Work a Better Way:  Work As Life

“Live to work” and “work to live” are both wrong–we were designed to “live more fully through work”. Finding that “third way” to experience work requires discovering a new WHY for work.  I use the term “work a better way” to describe work as God intended, inspired by an understanding of God’s design and purpose for humanity and work.  In order to re-imagine your work, first you must renew your mind about work itself from a Biblical perspective.

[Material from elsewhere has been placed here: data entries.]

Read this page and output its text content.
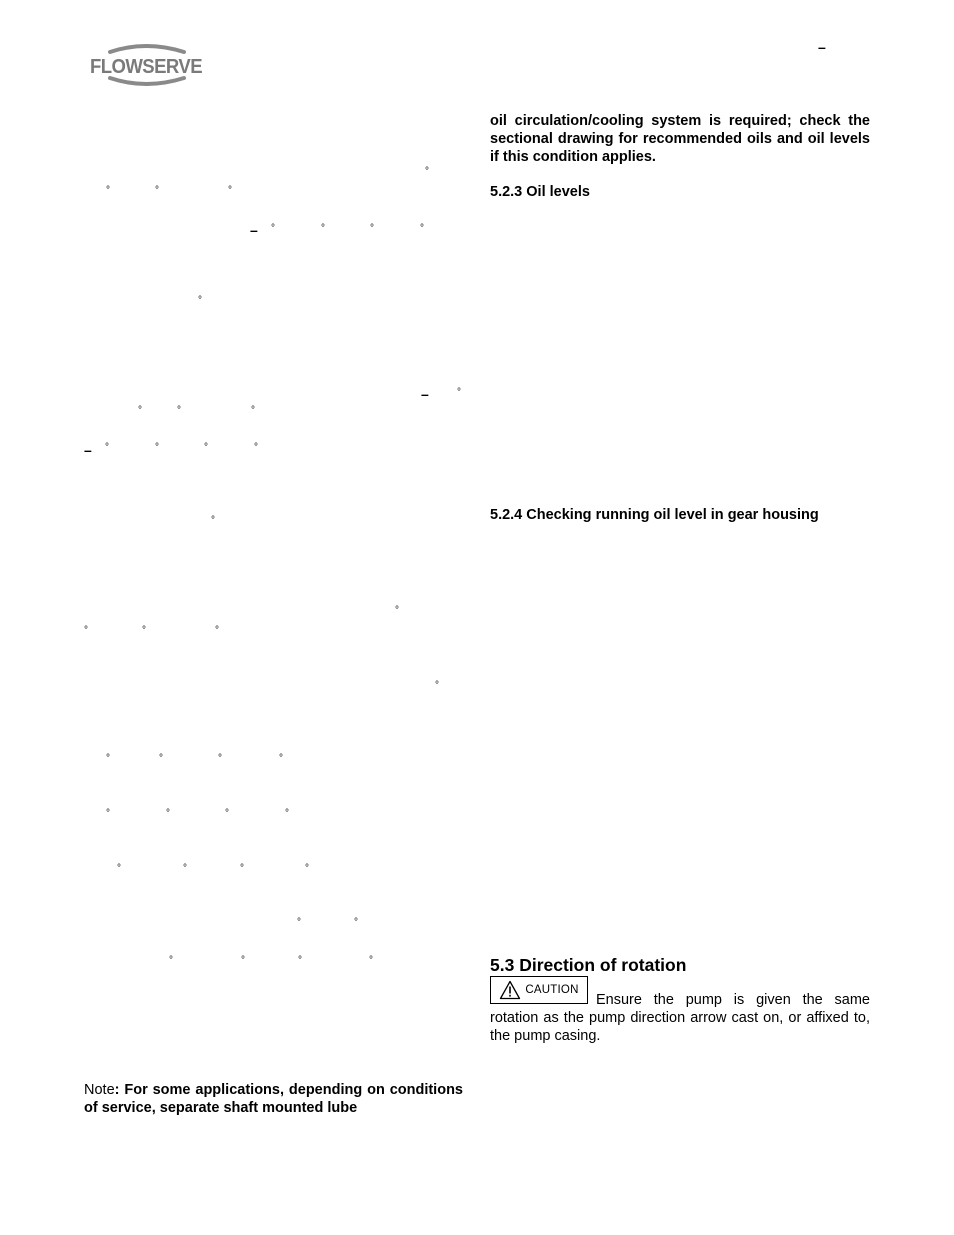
FLOWSERVE
–
°
°	°	°
– °	°	°	°
°
–	°
°	°	°
– °	°	°	°
°
°
°	°	°
°
°	°	°	°
°	°	°	°
°	°	°	°
°	°
°	°	°	°

Note: For some applications, depending on conditions of service, separate shaft mounted lube

oil circulation/cooling system is required; check the sectional drawing for recommended oils and oil levels if this condition applies.

5.2.3 Oil levels
5.2.4 Checking running oil level in gear housing
5.3 Direction of rotation
CAUTION

Ensure the pump is given the same rotation as the pump direction arrow cast on, or affixed to, the pump casing.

The Bible is also clear about the ultimate WHY of our work, because it is the ultimate WHY of all we do.  Isaiah 43:7 declares that glorifying God is WHY we were created, and 1 Corinthians 10:31 reinforces that glorifying God is the WHY behind everything we do—including work.  Humans glorify their creator God through work by:

  • Being (and helping others to be) all that God created them to be–fully human through living out Imago Dei as reflections of a creative, productive and relational God;

  • Obediently pursuing the Creation Mandate in Genesis 1:28–pursuing the flourishing of God’s creation; and

  • Using their gifts to love their neighbor generously through the creation and provision of goods and services that people need.

To once again quote Jeff Van Duzer:

When humans engage in creative, meaningful work that grows out of relationships and gives back to the community they become more deeply human.


 Our goal should be “life balance”.   Work is an essential part of life, along with our family, our fitness and our faith.  In fact, what we learn in Genesis is that work is necessary to live fully and be fully human.  Worshipping work as an identity and idol is not God’s design.  Escaping work through the pursuit of “work-life balance” and retirement is also not God’s design.  Experiencing flourishing and the fullness of our humanity through work with a WHY of glorifying God is God’s design.  I believe the answer is “work as life” with a primary identity based in Jesus (but “identity” is a topic for a future post).